On April 22, 1979, the National Academy of Sciences celebrated the Einstein Centennial with a lasting memorial to the late physicist. Situated on the Academy grounds, overlooking Constitution Avenue and the Lincoln Memorial, Berks's Einstein sits in a familiar pose, holding a pad containing his three major equations. He contemplates a celestial map of stainless steel studs set in a black granite base. The thirty-foot star chart at Einstein's feet is the largest and most accurate in the world. The concept for the Einstein Monument occurred in 1953 when Einstein sat for Berks while he worked in his Princeton, N. J. study. Of this, Einstein wrote, "I admire the bust highly as a portrait and not less as a work of art and a characterization of mental personality."

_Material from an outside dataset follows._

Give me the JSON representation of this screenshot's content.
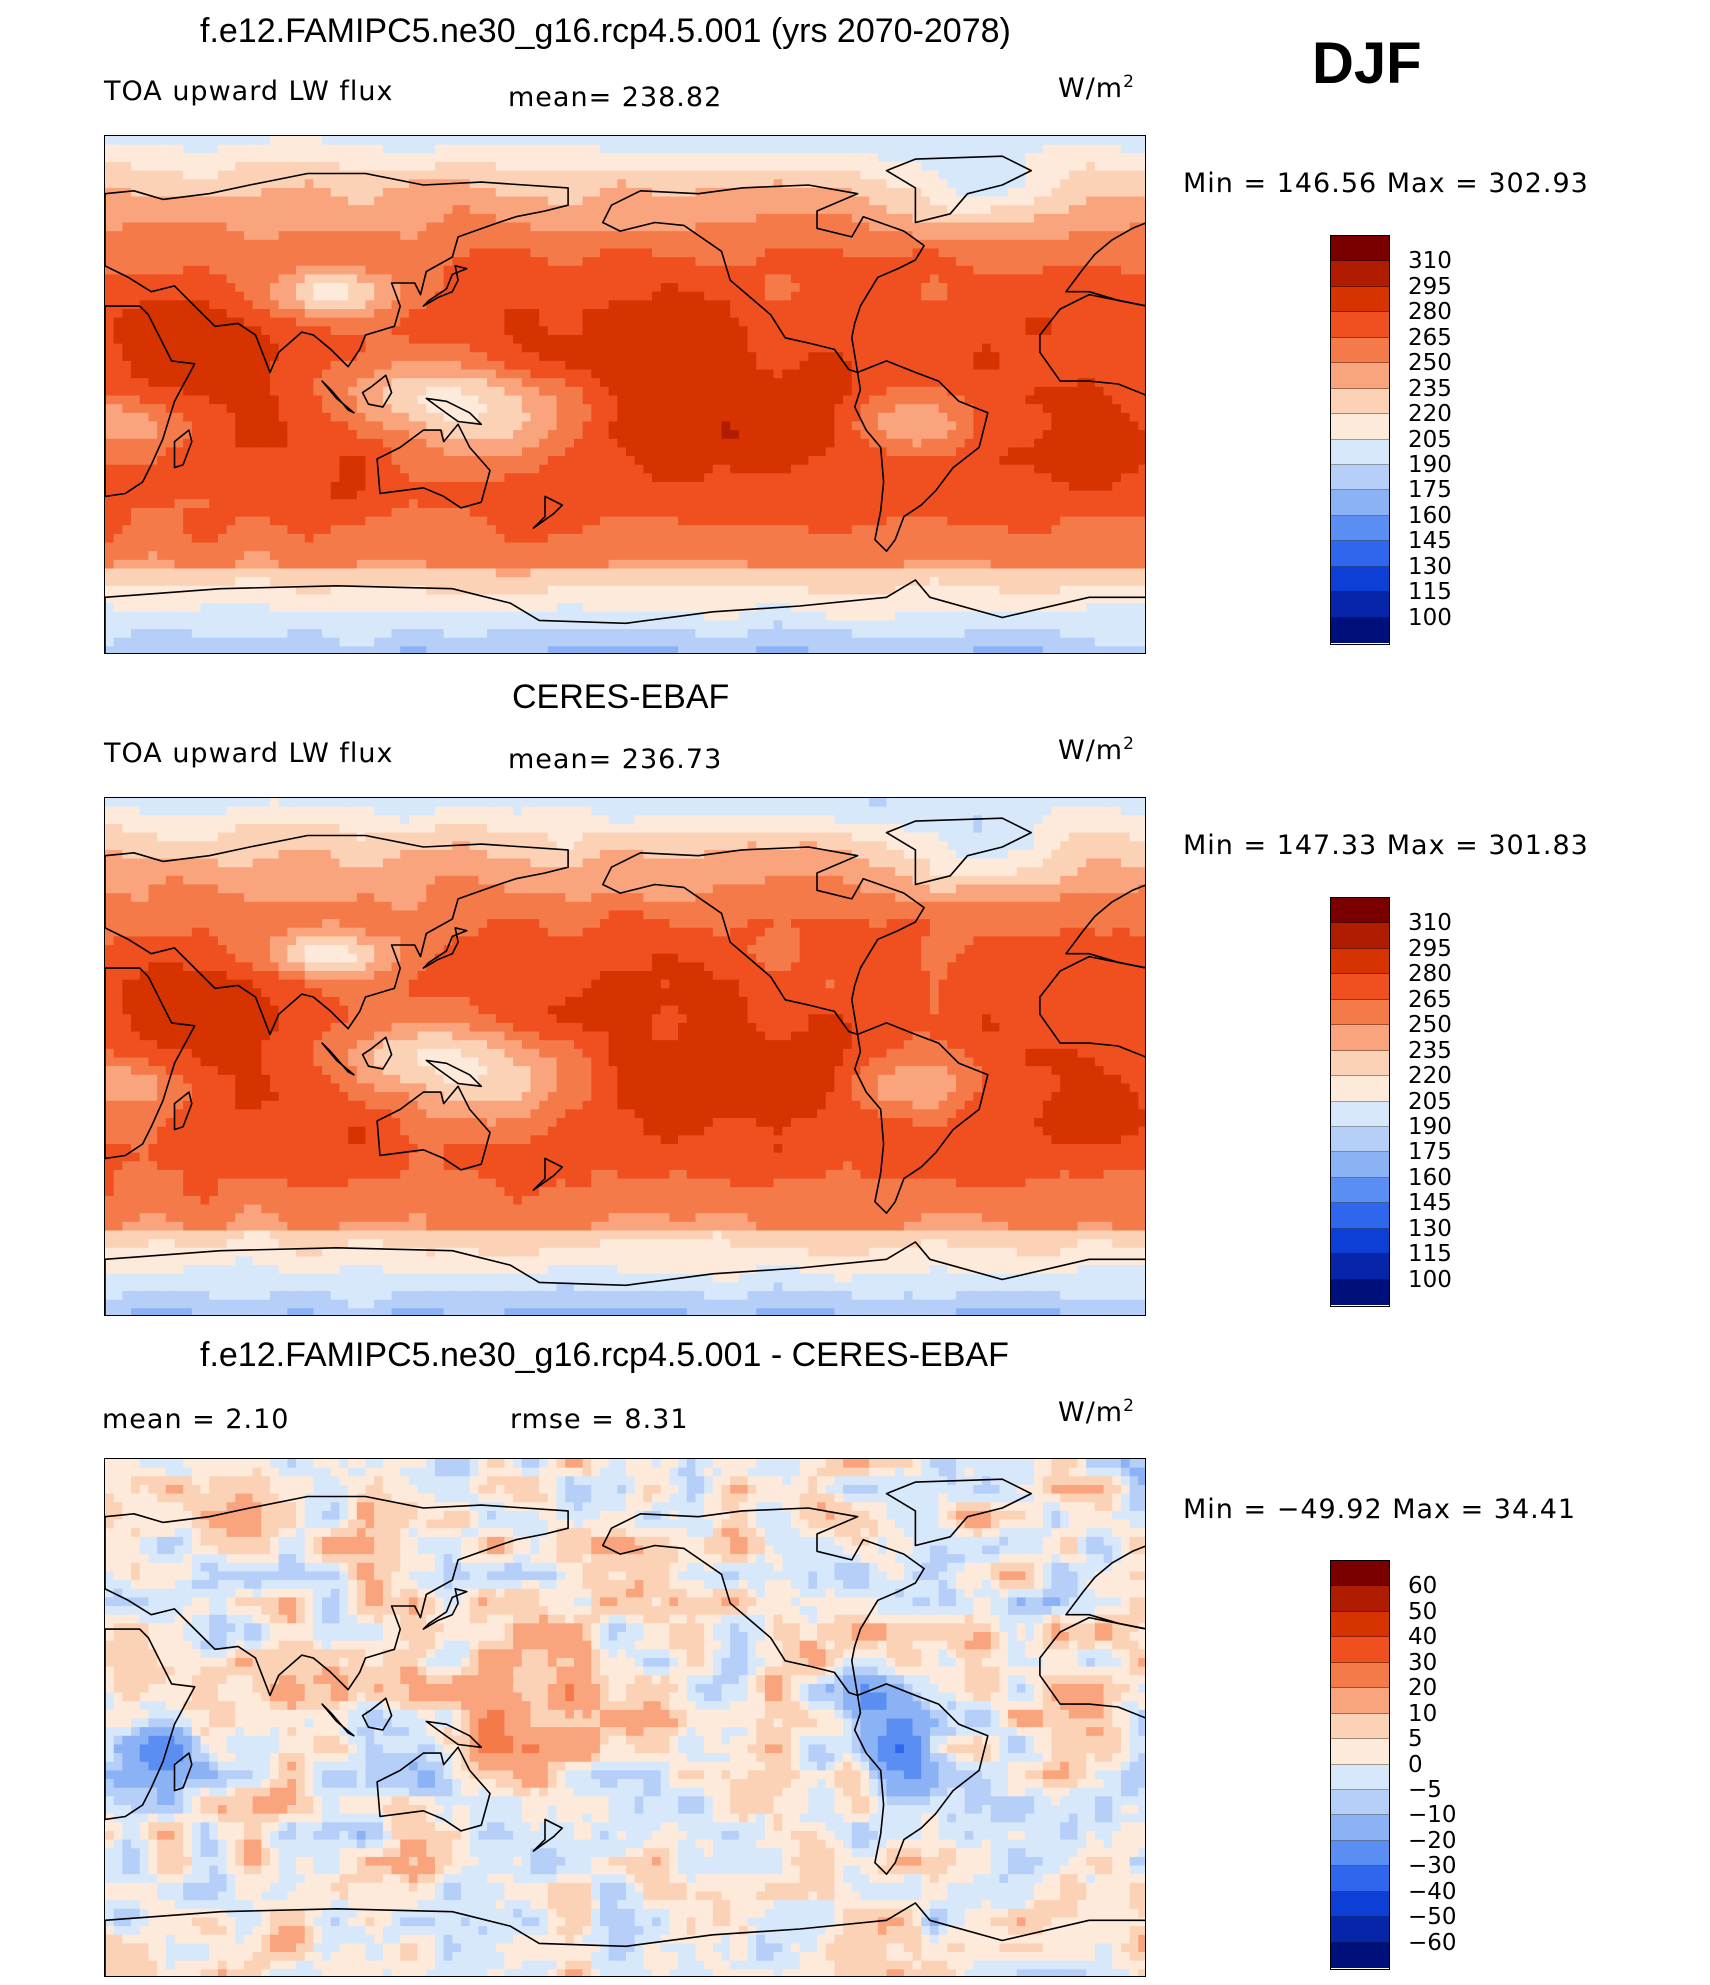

The Einstein Monument was followed by a tribute to another scientific giant, the Eighteenth Century Swedish botanist, Carolus Linnæus. In September 1983, the Chicago Botanic Garden unveiled Berks's tableau in bronze that pays homage to the father of modern taxonomy. As with Einstein and its celestial map, this monument was also designed to educate as well as commemorate. Linnæus, depicted as a young man, kneels to pluck a wild rose. The twenty-one foot figure is flanked by sculptured forms representing more than one hundred botanically accurate, identifiable plant, animal and insect specimens relevant to Linnæus's lifelong dedication to systemic classification. Chicago school children learn botany as they climb over Berks's tribute in bronze.